Entre quienes llegan a la(s) escena(s) del crimen aparecen Geoffrey Lammark (Ben Mendelsohn), el veterano responsable regional del FBI, y Eleanor Falco (Woodley), una agente sin demasiado experiencia a la que vemos agobiada por la crudeza de cadáveres, sangre y escombros que ha dejado el tiroteo seguido de la explosión de una bomba.
Lo que sigue es una hora y media de relación maestro-alumna (la torturada y solitaria Eleanor irá demostrando una capacidad no menor para desentrañar misterios, descubrir secretos psicológicos y seguir pistas) en una típica estructura de gato y ratón con un asesino en principio misterioso, siempre huidizo y brutalmente impiadoso y letal.

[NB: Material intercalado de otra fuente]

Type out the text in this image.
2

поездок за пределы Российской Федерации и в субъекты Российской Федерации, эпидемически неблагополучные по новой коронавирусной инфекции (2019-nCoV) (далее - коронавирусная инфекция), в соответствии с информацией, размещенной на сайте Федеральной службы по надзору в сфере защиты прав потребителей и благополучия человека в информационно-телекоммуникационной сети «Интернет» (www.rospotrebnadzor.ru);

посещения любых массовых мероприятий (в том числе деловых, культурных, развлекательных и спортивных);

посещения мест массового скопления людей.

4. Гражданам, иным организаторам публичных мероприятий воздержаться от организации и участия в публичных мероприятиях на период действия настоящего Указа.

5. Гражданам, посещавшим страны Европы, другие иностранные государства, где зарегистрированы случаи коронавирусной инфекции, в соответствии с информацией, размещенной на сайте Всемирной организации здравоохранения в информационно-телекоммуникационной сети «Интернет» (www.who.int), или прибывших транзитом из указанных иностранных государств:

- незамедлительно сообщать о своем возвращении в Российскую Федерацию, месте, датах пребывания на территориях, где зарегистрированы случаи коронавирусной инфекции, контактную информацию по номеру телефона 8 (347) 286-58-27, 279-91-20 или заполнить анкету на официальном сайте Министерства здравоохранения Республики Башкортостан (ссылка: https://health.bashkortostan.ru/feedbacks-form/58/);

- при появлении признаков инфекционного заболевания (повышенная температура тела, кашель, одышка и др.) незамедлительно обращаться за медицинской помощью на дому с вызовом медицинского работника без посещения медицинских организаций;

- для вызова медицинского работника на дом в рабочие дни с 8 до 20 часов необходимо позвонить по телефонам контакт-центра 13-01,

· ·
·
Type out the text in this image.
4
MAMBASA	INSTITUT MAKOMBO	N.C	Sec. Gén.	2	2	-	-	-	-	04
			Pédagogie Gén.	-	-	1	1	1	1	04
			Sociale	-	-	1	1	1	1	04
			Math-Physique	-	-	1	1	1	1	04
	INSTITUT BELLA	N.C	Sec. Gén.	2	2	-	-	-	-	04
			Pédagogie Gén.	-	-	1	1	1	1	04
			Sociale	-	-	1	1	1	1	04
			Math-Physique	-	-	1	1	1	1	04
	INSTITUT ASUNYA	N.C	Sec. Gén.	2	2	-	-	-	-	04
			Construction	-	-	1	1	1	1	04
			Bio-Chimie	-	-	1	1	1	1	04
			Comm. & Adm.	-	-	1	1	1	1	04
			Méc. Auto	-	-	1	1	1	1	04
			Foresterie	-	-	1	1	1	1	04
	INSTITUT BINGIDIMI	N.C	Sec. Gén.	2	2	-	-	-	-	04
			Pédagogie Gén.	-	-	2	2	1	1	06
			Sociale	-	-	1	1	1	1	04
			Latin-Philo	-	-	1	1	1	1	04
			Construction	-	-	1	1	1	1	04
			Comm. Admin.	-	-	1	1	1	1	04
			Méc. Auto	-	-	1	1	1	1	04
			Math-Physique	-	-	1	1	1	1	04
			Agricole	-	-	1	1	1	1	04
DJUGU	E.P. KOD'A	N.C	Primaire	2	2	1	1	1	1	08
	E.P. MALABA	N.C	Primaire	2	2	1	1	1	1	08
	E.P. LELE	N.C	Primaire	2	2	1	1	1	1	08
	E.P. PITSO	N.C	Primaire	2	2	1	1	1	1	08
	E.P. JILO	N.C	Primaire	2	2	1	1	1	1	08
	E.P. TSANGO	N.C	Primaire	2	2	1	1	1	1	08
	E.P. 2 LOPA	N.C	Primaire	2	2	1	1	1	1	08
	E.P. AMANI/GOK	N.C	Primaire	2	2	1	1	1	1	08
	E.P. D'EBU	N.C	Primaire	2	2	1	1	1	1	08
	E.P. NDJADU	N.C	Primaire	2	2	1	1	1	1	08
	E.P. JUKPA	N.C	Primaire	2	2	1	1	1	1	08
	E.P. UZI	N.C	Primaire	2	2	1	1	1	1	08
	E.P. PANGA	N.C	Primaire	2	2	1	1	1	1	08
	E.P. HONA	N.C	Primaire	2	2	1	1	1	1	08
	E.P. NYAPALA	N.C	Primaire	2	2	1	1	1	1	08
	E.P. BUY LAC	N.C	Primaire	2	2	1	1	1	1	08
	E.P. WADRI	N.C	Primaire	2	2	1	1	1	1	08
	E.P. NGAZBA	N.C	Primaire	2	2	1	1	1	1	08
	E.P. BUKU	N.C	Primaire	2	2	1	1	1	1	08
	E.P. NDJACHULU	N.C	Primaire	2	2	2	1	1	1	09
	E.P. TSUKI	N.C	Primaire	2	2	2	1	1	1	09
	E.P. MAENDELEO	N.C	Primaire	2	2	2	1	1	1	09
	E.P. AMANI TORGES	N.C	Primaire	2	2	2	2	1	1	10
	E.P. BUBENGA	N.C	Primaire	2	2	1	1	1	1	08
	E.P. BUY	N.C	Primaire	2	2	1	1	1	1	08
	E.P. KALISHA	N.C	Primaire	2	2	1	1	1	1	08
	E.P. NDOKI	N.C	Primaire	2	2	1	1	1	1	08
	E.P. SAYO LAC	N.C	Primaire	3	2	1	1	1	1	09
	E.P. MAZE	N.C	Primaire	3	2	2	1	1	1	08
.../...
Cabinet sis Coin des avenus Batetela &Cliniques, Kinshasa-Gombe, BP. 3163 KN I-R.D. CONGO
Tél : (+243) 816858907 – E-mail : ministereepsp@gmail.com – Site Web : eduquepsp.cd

El corazón del relato pasa luego por las internas dentro del FBI, la creciente intromisión de la política (funcionarios desesperados por las implicancias de las matanzas) y el papel casi siempre patético de los medios de comunicación. En ese sentido, por momentos Misántropo remite a The Wire (la mítica serie de David Simon también transcurre en Baltimore) en su exploración de la burocracia y las manipulaciones dentro de los servicios de seguridad y de inteligencia.
Por la temática (las matanzas en serie en lugares públicos que cada semana ocupan las tapas de los diarios), se trata de una película muy incómoda para los actuales estándares y sensibilidades de los Estados Unidos y, en ese sentido, puede entenderse que las primeras críticas en ese país hayan sido bastante negativas, mientras -en cambio- Misántropo fue saludada con entusiasmo por la mayoría de los medios franceses (ver imagen arriba) y en ese mercado debutó con la nada despreciable cifra de 100.000 espectadores en su primera semana en cartel. Lo que se dice, una auténtica grieta cinéfila.
Lo cierto es que, en su segunda mitad, la nueva película del director de El fondo del mar, Los Simuladores y Tiempo de valientes apuesta por un tono que es, vaya paradoja, su principal audacia y su mayor debilidad, ya que se aleja por completo de la idea tranquilizadora de un asesino monstruoso y finalmente desechable a-la-Hannibal Lecter para, en cambio, acercarse a sus traumas, sus motivaciones y exponer sus distintos matices. El problema es que en esa bienintencionada y al mismo tiempo riesgosa búsqueda de empatizar con el antagonista cae por momentos en una solemnidad, en diálogos demasiado recargados y explícitos hasta aquí inéditos en la filmografía de Szifron.
Con sólidas y contenidas actuaciones (Mendelsohn es por momentos más protagonista que una Woodley completamente alejada del glamour de una estrella), con un (otro) descomunal trabajo de ese brillante director de fotografía que es el argentino Javier Juliá (El último Elvis, Relatos salvajes, Argentina, 1985) y el a esta altura talento y virtuosismo impar para el encuadre y las “coreografías” de Szifron, Misántropo es un thriller de los que ya se hacen poco y que merece ser visto en salas (imagino que el impacto visual y emocional en una pantalla hogareña deber ser mucho menor). Si la calificación de esta crítica no es más alta no se debe solo a ciertos lugares comunes del guion y a cierta tendencia al subrayado declamatorio que surge en su parte final sino porque a directores de excelencia (y Szifron es, sin dudas, uno de ellos) se le exige un poco más que a los demás.